Simplicity doesn’t mean lack of shopping options in its niche of electronic entertainment, however. GoodGuys.com sells more than 50 brands, and it serves them up through a variety of ways to shop. And it offers free shipping on everything. “They’re highly focused on entertainment electronics, and their assortment of brands is really appealing,” says Kelly Mooney, president of retail consulting firm Ten/Resource. “That definitely makes them a draw for some people.”

Among GoodGuys’ fortes, she adds, are several shopping options and customer service features not often found on other sites. One is a clearance area that offers products at up to 40% off but with full warranties; another is the ability to download rebate forms. It also offers extended warranties at 20% discounts. “They offer a number of things that serve as incentives for customers to get engaged,” Mooney says.

So how can GoodGuys.com, which is a separate entity from the Good Guys retail chain, afford such pricing and service and still produce profits?

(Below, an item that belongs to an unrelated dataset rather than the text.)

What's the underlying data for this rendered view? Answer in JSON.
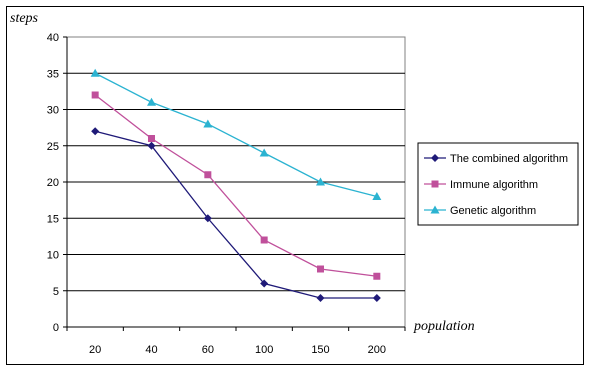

One way, Mulvey says, is that it doesn’t hold its own inventory in warehouses, relying instead on drop shipments from suppliers and products it acquires from the Good Guys retail chain. It also relies entirely on in-house development of site applications.

“We’re lean and mean,” Mulvey says. “We’ve built an infrastructure and developed tools that allow us to check profitability.”

For example, he adds, GoodGuys has arranged its product databases to let it quickly change the way its site’s searchable words relate to its product descriptions. “If we see someone searching on a word that we haven’t linked to the product they eventually find, we’ll link it right away,” Mulvey says.

His development team has also arranged the site so that products in any SKU are never more than three clicks away. “Our look-to-buy ratio is very high,” Mulvey says.

GoodGuys.com
Date
2000
Unique Visitors (monthly)
186,000*
Site Design
in-house
CRM
in-house
Affiliate Management
Be Free
Fulfillment
in-house
Order Management
in-house
Web Analytics
in-house
Payment Processor
Certegy
Content Management
in-house
E-Mail Management
in-house
Site Search
in-house
Search Engine Management
in-house
*As reported by comScore Networks Inc.